Atualização do cadastro
Em julho deste ano, em reportagem publicada pelo G1, o Departamento de Habitação da Secretaria de Infraestrutura e de Desenvolvimento Urbano (Seinfra), informou que em 2009 foram feitos cerca de 37 mil cadastros habitacionais no estado.
Ainda segundo o órgão, os cadastros habitacionais feitos naquele ano no Acre devem passar por uma atualização de dados. Porque o atual sistema não passa a segurança necessária nos cadastros, seleções e sorteios das unidades habitacionais.
Quando soube dessa atualização, mesmo em meio a apreensão, Fabíola disse que pode ser um sinal de esperança também.
“Já não tinha mais nem esperança. Tinha entregado para Deus e fiquei nessa expectativa que falaram que vai ter uma atualização . Então estou aguardando que tenham notícia boa para me dar”, contou.
Casa cedida
A realidade de quem almeja uma casa nestes programas são as mais diversas, porém, a espera é o ponto em comum de todos eles.
Raimunda Andrade, de 35 anos, mora em uma casa cedida pela ex-sogra com os dois filhos e teme ficar sem ter onde morar a qualquer momento, quando for pedido o imóvel de volta.
Quando se inscreveu no programa, Raimunda que trabalha como assistente educacional, morava no Bairro Cidade Nova e pagava aluguel e sempre sofria com as constantes alagações.
“Passamos por várias alagações.
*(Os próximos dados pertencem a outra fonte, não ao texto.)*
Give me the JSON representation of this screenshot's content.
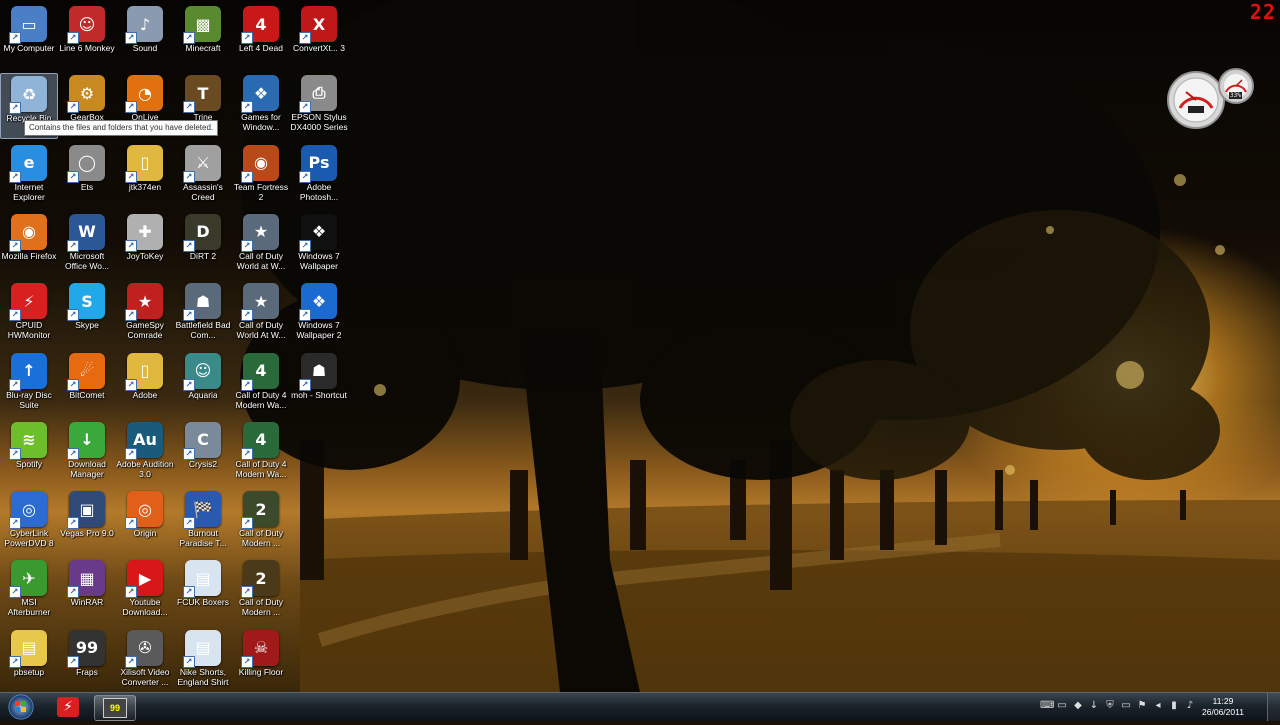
{
  "desktop": {
    "tooltip": "Contains the files and folders that you have deleted.",
    "counter": "22",
    "icons": [
      {
        "label": "My Computer",
        "icon": "computer-icon",
        "color": "#4a7fc8",
        "glyph": "▭"
      },
      {
        "label": "Recycle Bin",
        "icon": "recycle-bin-icon",
        "color": "#8fb4d8",
        "glyph": "♻",
        "selected": true
      },
      {
        "label": "Internet Explorer",
        "icon": "internet-explorer-icon",
        "color": "#2a8ee0",
        "glyph": "e"
      },
      {
        "label": "Mozilla Firefox",
        "icon": "firefox-icon",
        "color": "#e0701c",
        "glyph": "◉"
      },
      {
        "label": "CPUID HWMonitor",
        "icon": "hwmonitor-icon",
        "color": "#d82020",
        "glyph": "⚡"
      },
      {
        "label": "Blu-ray Disc Suite",
        "icon": "bluray-icon",
        "color": "#1b6fd8",
        "glyph": "↑"
      },
      {
        "label": "Spotify",
        "icon": "spotify-icon",
        "color": "#6cbf2a",
        "glyph": "≋"
      },
      {
        "label": "CyberLink PowerDVD 8",
        "icon": "powerdvd-icon",
        "color": "#2c6cd0",
        "glyph": "◎"
      },
      {
        "label": "MSI Afterburner",
        "icon": "afterburner-icon",
        "color": "#3a9a30",
        "glyph": "✈"
      },
      {
        "label": "pbsetup",
        "icon": "installer-icon",
        "color": "#e8c84a",
        "glyph": "▤"
      },
      {
        "label": "Line 6 Monkey",
        "icon": "monkey-icon",
        "color": "#c02a2a",
        "glyph": "☺"
      },
      {
        "label": "GearBox",
        "icon": "gear-icon",
        "color": "#c88a20",
        "glyph": "⚙"
      },
      {
        "label": "Ets",
        "icon": "steering-wheel-icon",
        "color": "#8a8a8a",
        "glyph": "◯"
      },
      {
        "label": "Microsoft Office Wo...",
        "icon": "word-icon",
        "color": "#2b5797",
        "glyph": "W"
      },
      {
        "label": "Skype",
        "icon": "skype-icon",
        "color": "#20a8e8",
        "glyph": "S"
      },
      {
        "label": "BitComet",
        "icon": "bitcomet-icon",
        "color": "#e86a10",
        "glyph": "☄"
      },
      {
        "label": "Download Manager",
        "icon": "download-icon",
        "color": "#3aa83a",
        "glyph": "↓"
      },
      {
        "label": "Vegas Pro 9.0",
        "icon": "vegas-icon",
        "color": "#304a78",
        "glyph": "▣"
      },
      {
        "label": "WinRAR",
        "icon": "winrar-icon",
        "color": "#6a3a8a",
        "glyph": "▦"
      },
      {
        "label": "Fraps",
        "icon": "fraps-icon",
        "color": "#333333",
        "glyph": "99"
      },
      {
        "label": "Sound",
        "icon": "sound-icon",
        "color": "#8a9ab0",
        "glyph": "♪"
      },
      {
        "label": "OnLive",
        "icon": "onlive-icon",
        "color": "#e07010",
        "glyph": "◔"
      },
      {
        "label": "jtk374en",
        "icon": "folder-icon",
        "color": "#e0b840",
        "glyph": "▯"
      },
      {
        "label": "JoyToKey",
        "icon": "joystick-icon",
        "color": "#b0b0b0",
        "glyph": "✚"
      },
      {
        "label": "GameSpy Comrade",
        "icon": "gamespy-icon",
        "color": "#c02020",
        "glyph": "★"
      },
      {
        "label": "Adobe",
        "icon": "folder-icon",
        "color": "#e0b840",
        "glyph": "▯"
      },
      {
        "label": "Adobe Audition 3.0",
        "icon": "audition-icon",
        "color": "#1a5a7a",
        "glyph": "Au"
      },
      {
        "label": "Origin",
        "icon": "origin-icon",
        "color": "#e0601a",
        "glyph": "◎"
      },
      {
        "label": "Youtube Download...",
        "icon": "youtube-icon",
        "color": "#d81818",
        "glyph": "▶"
      },
      {
        "label": "Xilisoft Video Converter ...",
        "icon": "film-reel-icon",
        "color": "#5a5a5a",
        "glyph": "✇"
      },
      {
        "label": "Minecraft",
        "icon": "minecraft-icon",
        "color": "#5a8a30",
        "glyph": "▩"
      },
      {
        "label": "Trine",
        "icon": "trine-icon",
        "color": "#6a4a20",
        "glyph": "T"
      },
      {
        "label": "Assassin's Creed",
        "icon": "assassins-creed-icon",
        "color": "#a0a0a0",
        "glyph": "⚔"
      },
      {
        "label": "DiRT 2",
        "icon": "dirt2-icon",
        "color": "#3a3a2a",
        "glyph": "D"
      },
      {
        "label": "Battlefield Bad Com...",
        "icon": "battlefield-icon",
        "color": "#5a6a7a",
        "glyph": "☗"
      },
      {
        "label": "Aquaria",
        "icon": "aquaria-icon",
        "color": "#3a8a8a",
        "glyph": "☺"
      },
      {
        "label": "Crysis2",
        "icon": "crysis-icon",
        "color": "#7a8a9a",
        "glyph": "C"
      },
      {
        "label": "Burnout Paradise T...",
        "icon": "burnout-icon",
        "color": "#2a5ab0",
        "glyph": "🏁"
      },
      {
        "label": "FCUK Boxers",
        "icon": "document-icon",
        "color": "#d8e4f0",
        "glyph": "▤"
      },
      {
        "label": "Nike Shorts, England Shirt",
        "icon": "document-icon",
        "color": "#d8e4f0",
        "glyph": "▤"
      },
      {
        "label": "Left 4 Dead",
        "icon": "left4dead-icon",
        "color": "#c81818",
        "glyph": "4"
      },
      {
        "label": "Games for Window...",
        "icon": "games-for-windows-icon",
        "color": "#2a6ab0",
        "glyph": "❖"
      },
      {
        "label": "Team Fortress 2",
        "icon": "tf2-icon",
        "color": "#b84a1a",
        "glyph": "◉"
      },
      {
        "label": "Call of Duty World at W...",
        "icon": "cod-star-icon",
        "color": "#5a6a7a",
        "glyph": "★"
      },
      {
        "label": "Call of Duty World At W...",
        "icon": "cod-star-icon",
        "color": "#5a6a7a",
        "glyph": "★"
      },
      {
        "label": "Call of Duty 4 Modern Wa...",
        "icon": "cod4-icon",
        "color": "#2a6a3a",
        "glyph": "4"
      },
      {
        "label": "Call of Duty 4 Modern Wa...",
        "icon": "cod4-icon",
        "color": "#2a6a3a",
        "glyph": "4"
      },
      {
        "label": "Call of Duty Modern ...",
        "icon": "mw2-icon",
        "color": "#3a4a2a",
        "glyph": "2"
      },
      {
        "label": "Call of Duty Modern ...",
        "icon": "mw2-icon",
        "color": "#4a3a1a",
        "glyph": "2"
      },
      {
        "label": "Killing Floor",
        "icon": "killing-floor-icon",
        "color": "#a01a1a",
        "glyph": "☠"
      },
      {
        "label": "ConvertXt... 3",
        "icon": "convertx-icon",
        "color": "#c01818",
        "glyph": "X"
      },
      {
        "label": "EPSON Stylus DX4000 Series",
        "icon": "printer-icon",
        "color": "#8a8a8a",
        "glyph": "⎙"
      },
      {
        "label": "Adobe Photosh...",
        "icon": "photoshop-icon",
        "color": "#1a5ab0",
        "glyph": "Ps"
      },
      {
        "label": "Windows 7 Wallpaper",
        "icon": "wallpaper-icon",
        "color": "#101010",
        "glyph": "❖"
      },
      {
        "label": "Windows 7 Wallpaper 2",
        "icon": "wallpaper-icon",
        "color": "#1a6ad0",
        "glyph": "❖"
      },
      {
        "label": "moh - Shortcut",
        "icon": "moh-icon",
        "color": "#2a2a2a",
        "glyph": "☗"
      }
    ]
  },
  "gadget": {
    "cpu": "29%",
    "mem": "33%"
  },
  "taskbar": {
    "clock_time": "11:29",
    "clock_date": "26/06/2011",
    "tray_icons": [
      "keyboard-icon",
      "network-flag-icon",
      "app-icon",
      "download-icon",
      "shield-icon",
      "folder-icon",
      "flag-icon",
      "speaker-icon",
      "battery-icon",
      "volume-icon"
    ]
  }
}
A gente morava em uma casa alugada e, quando a alagação vinha, não tinha para onde ir porque era à margem do rio e era um grande transtorno”, relembra.
Ela conta que não saía do bairro porque é uma região que oferece aluguel de casa com preços mais baixos e acabava retornando pra lá por causa das condições financeiras da família.
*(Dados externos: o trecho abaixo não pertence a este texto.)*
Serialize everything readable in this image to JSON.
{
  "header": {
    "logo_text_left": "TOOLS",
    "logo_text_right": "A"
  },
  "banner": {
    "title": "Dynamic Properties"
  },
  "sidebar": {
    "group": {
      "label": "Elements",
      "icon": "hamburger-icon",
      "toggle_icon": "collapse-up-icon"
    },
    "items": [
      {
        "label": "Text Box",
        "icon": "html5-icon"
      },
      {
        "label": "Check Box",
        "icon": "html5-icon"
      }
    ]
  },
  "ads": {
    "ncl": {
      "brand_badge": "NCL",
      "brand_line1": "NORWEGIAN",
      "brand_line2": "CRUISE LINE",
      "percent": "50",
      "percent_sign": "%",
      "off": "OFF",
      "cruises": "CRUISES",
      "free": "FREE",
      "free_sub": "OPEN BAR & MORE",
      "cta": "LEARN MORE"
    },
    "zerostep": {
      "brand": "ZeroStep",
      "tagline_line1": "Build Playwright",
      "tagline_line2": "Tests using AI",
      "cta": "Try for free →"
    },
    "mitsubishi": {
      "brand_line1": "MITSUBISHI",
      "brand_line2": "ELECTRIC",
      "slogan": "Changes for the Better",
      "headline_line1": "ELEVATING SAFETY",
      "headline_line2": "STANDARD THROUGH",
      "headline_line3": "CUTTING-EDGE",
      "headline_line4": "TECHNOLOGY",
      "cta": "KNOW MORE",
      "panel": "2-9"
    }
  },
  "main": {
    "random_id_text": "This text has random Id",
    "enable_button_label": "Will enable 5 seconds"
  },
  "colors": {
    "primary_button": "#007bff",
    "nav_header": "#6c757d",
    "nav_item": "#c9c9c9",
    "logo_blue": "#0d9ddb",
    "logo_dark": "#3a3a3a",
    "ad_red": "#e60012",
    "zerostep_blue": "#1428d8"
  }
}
“Até que consegui essa casa onde estou morando há uns três anos, na Vila Ivonete, e ela é cedida para mim”, diz.
‘Angustiante’
A preocupação de Raimunda é de ficar sem ter onde morar a qualquer momento. E para ela, a esperança já não é mais tão grande após uma década sem resposta.
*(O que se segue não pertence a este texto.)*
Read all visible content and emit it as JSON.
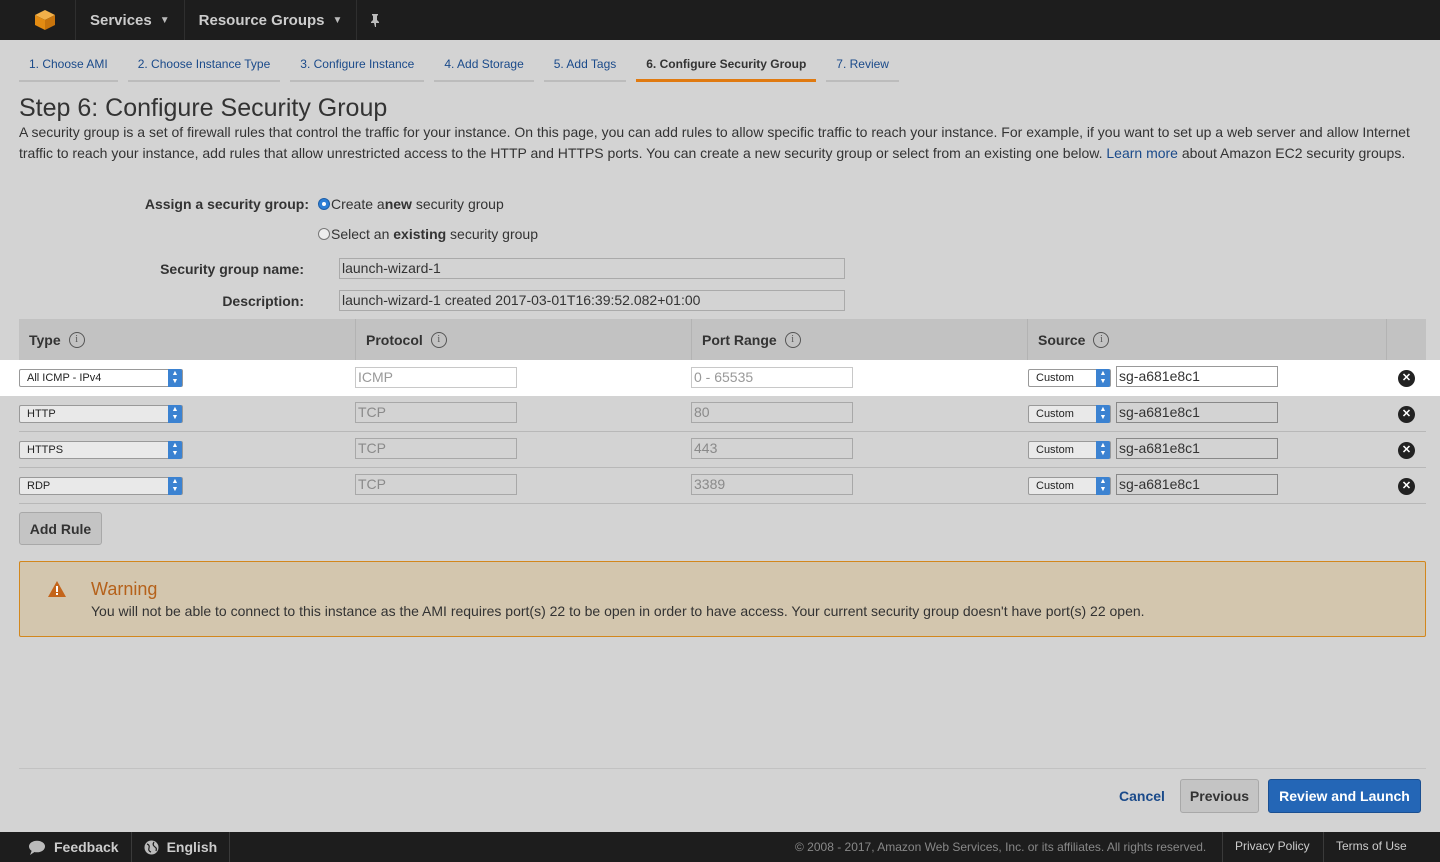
{
  "topnav": {
    "services_label": "Services",
    "resource_groups_label": "Resource Groups",
    "brand_color": "#ff9900"
  },
  "wizard_tabs": [
    {
      "label": "1. Choose AMI"
    },
    {
      "label": "2. Choose Instance Type"
    },
    {
      "label": "3. Configure Instance"
    },
    {
      "label": "4. Add Storage"
    },
    {
      "label": "5. Add Tags"
    },
    {
      "label": "6. Configure Security Group",
      "active": true
    },
    {
      "label": "7. Review"
    }
  ],
  "page": {
    "title": "Step 6: Configure Security Group",
    "intro_before_link": "A security group is a set of firewall rules that control the traffic for your instance. On this page, you can add rules to allow specific traffic to reach your instance. For example, if you want to set up a web server and allow Internet traffic to reach your instance, add rules that allow unrestricted access to the HTTP and HTTPS ports. You can create a new security group or select from an existing one below.",
    "intro_link": "Learn more",
    "intro_after_link": "about Amazon EC2 security groups."
  },
  "assign": {
    "label": "Assign a security group:",
    "option_new_pre": "Create a ",
    "option_new_bold": "new",
    "option_new_post": " security group",
    "option_existing_pre": "Select an ",
    "option_existing_bold": "existing",
    "option_existing_post": " security group",
    "selected": "new"
  },
  "group_name": {
    "label": "Security group name:",
    "value": "launch-wizard-1"
  },
  "description": {
    "label": "Description:",
    "value": "launch-wizard-1 created 2017-03-01T16:39:52.082+01:00"
  },
  "table": {
    "headers": {
      "type": "Type",
      "protocol": "Protocol",
      "port_range": "Port Range",
      "source": "Source"
    },
    "rows": [
      {
        "type": "All ICMP - IPv4",
        "protocol": "ICMP",
        "port": "0 - 65535",
        "source_type": "Custom",
        "source": "sg-a681e8c1"
      },
      {
        "type": "HTTP",
        "protocol": "TCP",
        "port": "80",
        "source_type": "Custom",
        "source": "sg-a681e8c1"
      },
      {
        "type": "HTTPS",
        "protocol": "TCP",
        "port": "443",
        "source_type": "Custom",
        "source": "sg-a681e8c1"
      },
      {
        "type": "RDP",
        "protocol": "TCP",
        "port": "3389",
        "source_type": "Custom",
        "source": "sg-a681e8c1"
      }
    ]
  },
  "add_rule_label": "Add Rule",
  "warning": {
    "title": "Warning",
    "text": "You will not be able to connect to this instance as the AMI requires port(s) 22 to be open in order to have access. Your current security group doesn't have port(s) 22 open."
  },
  "actions": {
    "cancel": "Cancel",
    "previous": "Previous",
    "review_launch": "Review and Launch"
  },
  "bottombar": {
    "feedback": "Feedback",
    "language": "English",
    "copyright": "© 2008 - 2017, Amazon Web Services, Inc. or its affiliates. All rights reserved.",
    "privacy": "Privacy Policy",
    "terms": "Terms of Use"
  }
}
“Angustiante porque, na minha mente, não tem mais possibilidade. Já fazem 10 anos e, hoje em dia, a expectativa de emprego escasso é preocupante porque a gente tem filhos e quer um lar para eles”, descreve a preocupação.
Raimunda diz que fica triste. Além disso, ela afirma que todas as vezes que procurava uma informação, sempre ouvia que a única saída era esperar.
“Fico triste porque não fui sorteada e pode ser que algumas pessoas ainda sejam sorteadas, mas eu não tenho tanta esperança. Quando se paga aluguel, ele come junto com você e me preocupo muito com o futuro dos meus filhos. Como a casa aqui é cedida, a qualquer momento a gente tem que sair se o dono pedir”, lamenta.
Longa espera
A empregada doméstica Antônia Maria, de 36 anos, moradora do Novo Horizonte, diz que vive de aluguel em uma casa de condições precárias há muitos anos.
“Moro à beira de um esgoto. Fiz o cadastro em 2009, assim que começou. No aluguel, moro há muitos anos. Aqui não alaga, mas o esgoto é próximo e tem muito mal cheiro, vem refluxo pra dentro de casa pelo banheiro. A casa é de madeira e muito complicada”, conta.
A moradora diz que que mesmo que a região não seja de alagação, ela afirma que faz parte do perfil, principalmente por causa do aluguel. Quando fez o cadastro disse que não teve nenhum tipo de restrição.
“É um pouco complicado, a gente vai sobrevivendo, mas dizer que é fácil não é. Já procurei várias vezes a Sehab e sempre ouvia: ‘tem que esperar’. É o que eles falam. E nessa espera, já estou há dez anos. Sabe Deus quando vai ser sorteado. Mas vamos ficar aí, sei que uma hora vai dar certo”, conclui.
Operação
A Operação Lares investigou um esquema de venda de casas populares no Acre. Na primeira fase, oito pessoas foram ouvidas e cinco mandados de busca foram cumpridos em Rio Branco. Entre os suspeitos, estavam uma funcionária da antiga Secretaria de Habitação do Acre (Sehab) e um servidor lotado na Junta Comercial do estado.
A polícia falou, na época, que mais de 100 pessoas foram ouvidas e ao menos 60 foram indiciadas na primeira fase da ação. A operação identificou ainda a venda de 40 unidades habitacionais do programa Minha Casa, Minha Vida.